Furthermore, McDermott J., in his December 2016 judgment in the case of F.P. and the Information Commissioner [2014 No. 114 MCA] ("the F.P. case"), said that private as opposed to public interests were not a sufficient basis upon which to exercise the discretion in favour of the appellant under the relevant public interest test in that case. He also said that "the ‘public interest’ in granting access is not to be determined on the basis of the appellant’s personal circumstances or desire to explore or pursue civil proceedings or criminal complaints.”

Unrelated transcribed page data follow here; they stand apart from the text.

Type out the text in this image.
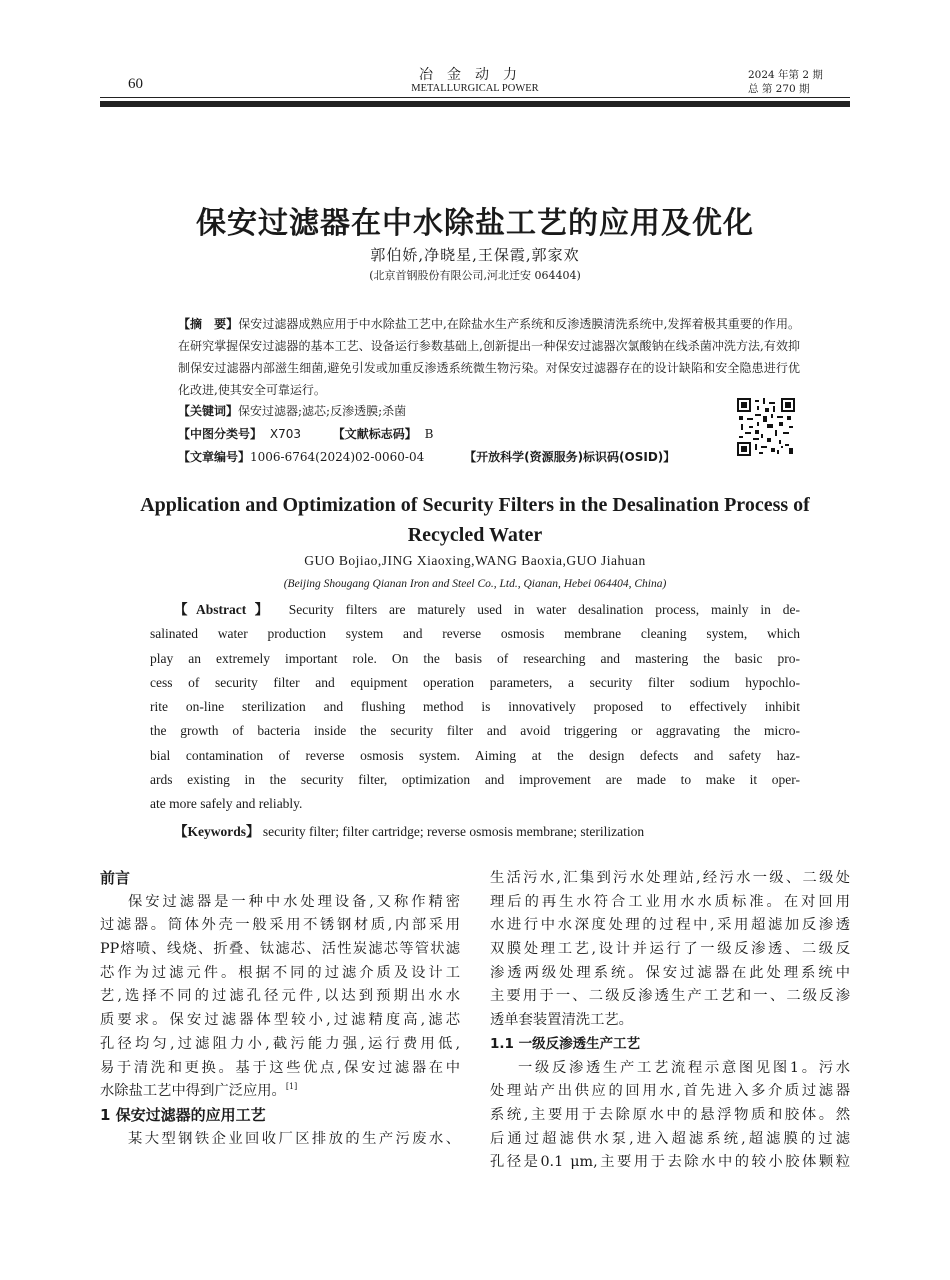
60
冶金动力
METALLURGICAL POWER
2024 年第 2 期
总 第 270 期
保安过滤器在中水除盐工艺的应用及优化
郭伯娇,净晓星,王保霞,郭家欢
(北京首钢股份有限公司,河北迁安 064404)
【摘　要】保安过滤器成熟应用于中水除盐工艺中,在除盐水生产系统和反渗透膜清洗系统中,发挥着极其重要的作用。在研究掌握保安过滤器的基本工艺、设备运行参数基础上,创新提出一种保安过滤器次氯酸钠在线杀菌冲洗方法,有效抑制保安过滤器内部滋生细菌,避免引发或加重反渗透系统微生物污染。对保安过滤器存在的设计缺陷和安全隐患进行优化改进,使其安全可靠运行。
【关键词】保安过滤器;滤芯;反渗透膜;杀菌
【中图分类号】 X703	【文献标志码】 B
【文章编号】1006-6764(2024)02-0060-04	【开放科学(资源服务)标识码(OSID)】
Application and Optimization of Security Filters in the Desalination Process of Recycled Water
GUO Bojiao,JING Xiaoxing,WANG Baoxia,GUO Jiahuan
(Beijing Shougang Qianan Iron and Steel Co., Ltd., Qianan, Hebei 064404, China)
【Abstract】 Security filters are maturely used in water desalination process, mainly in de-
salinated water production system and reverse osmosis membrane cleaning system, which
play an extremely important role. On the basis of researching and mastering the basic pro-
cess of security filter and equipment operation parameters, a security filter sodium hypochlo-
rite on-line sterilization and flushing method is innovatively proposed to effectively inhibit
the growth of bacteria inside the security filter and avoid triggering or aggravating the micro-
bial contamination of reverse osmosis system. Aiming at the design defects and safety haz-
ards existing in the security filter, optimization and improvement are made to make it oper-
ate more safely and reliably.
【Keywords】 security filter; filter cartridge; reverse osmosis membrane; sterilization
前言
保安过滤器是一种中水处理设备,又称作精密
过滤器。筒体外壳一般采用不锈钢材质,内部采用
PP熔喷、线烧、折叠、钛滤芯、活性炭滤芯等管状滤
芯作为过滤元件。根据不同的过滤介质及设计工
艺,选择不同的过滤孔径元件,以达到预期出水水
质要求。保安过滤器体型较小,过滤精度高,滤芯
孔径均匀,过滤阻力小,截污能力强,运行费用低,
易于清洗和更换。基于这些优点,保安过滤器在中
水除盐工艺中得到广泛应用。[1]
1 保安过滤器的应用工艺
某大型钢铁企业回收厂区排放的生产污废水、
生活污水,汇集到污水处理站,经污水一级、二级处
理后的再生水符合工业用水水质标准。在对回用
水进行中水深度处理的过程中,采用超滤加反渗透
双膜处理工艺,设计并运行了一级反渗透、二级反
渗透两级处理系统。保安过滤器在此处理系统中
主要用于一、二级反渗透生产工艺和一、二级反渗
透单套装置清洗工艺。
1.1 一级反渗透生产工艺
一级反渗透生产工艺流程示意图见图1。污水
处理站产出供应的回用水,首先进入多介质过滤器
系统,主要用于去除原水中的悬浮物质和胶体。然
后通过超滤供水泵,进入超滤系统,超滤膜的过滤
孔径是0.1 μm,主要用于去除水中的较小胶体颗粒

It follows from the above that I cannot take into account any private interests that the applicant may have in the grant of access to the withheld information. Furthermore, it is clear from McDermott J.'s comments, that any argument the applicant may make to the effect that her dissatisfaction with TUSLA's actions weighs in favour of granting access to the records, is not relevant to my consideration of the public interest. I should also make it clear that I have no remit to consider, or make findings on, the adequacy of the actions of any FOI body.
The FOI Act recognises a public interest in ensuring the openness and accountability regarding how FOI bodies perform their functions. In the case at hand, there is a public interest in establishing that TUSLA carried out its functions in dealing with the applicant in a way that was consistent with the principles of natural and constitutional justice. I consider this public interest to be entitled to significant weight when the constitutional rights of individuals may be affected by the actions of public bodies. It has been served to served to some extent by the records and parts of records granted to date. However, I am not satisfied that it would be significantly furthered by directing that access be granted to the remaining withheld information.
On the other hand, both the language of section 37 and the Long Title to the FOI Act recognise a very strong public interest in protecting the right to privacy (which has a Constitutional dimension, as one of the un-enumerated personal rights under the Constitution). It is also relevant that the release of a record under the FOI Act is understood, effectively, to be equivalent to its release to the world at large. Given the context in which the records in this case were created, and the sensitive nature of the withheld personal information, I am satisfied that the grant of access to the records would significantly breach the rights to privacy of the various third parties whose personal information is at issue.
Having considered the weight of the competing public interests, I find that the public interest in favour of granting access to the withheld information does not outweigh the public interest that the right to privacy of the third parties should be upheld.
In the circumstances, there is no need for me to consider TUSLA's application of section 41 to some of the records.
Having carried out a review under section 22(2) of the FOI Act, I hereby affirm TUSLA's refusal to fully grant the applicant's request under sections 15(1)(a), 15(2) and 37(1) of the FOI Act.
Section 24 of the FOI Act sets out detailed provisions for an appeal to the High Court by a party to a review, or any other person affected by the decision. In summary, such an appeal, normally on a point of law, must be initiated not later than four weeks after notice of the decision was given to the person bringing the appeal.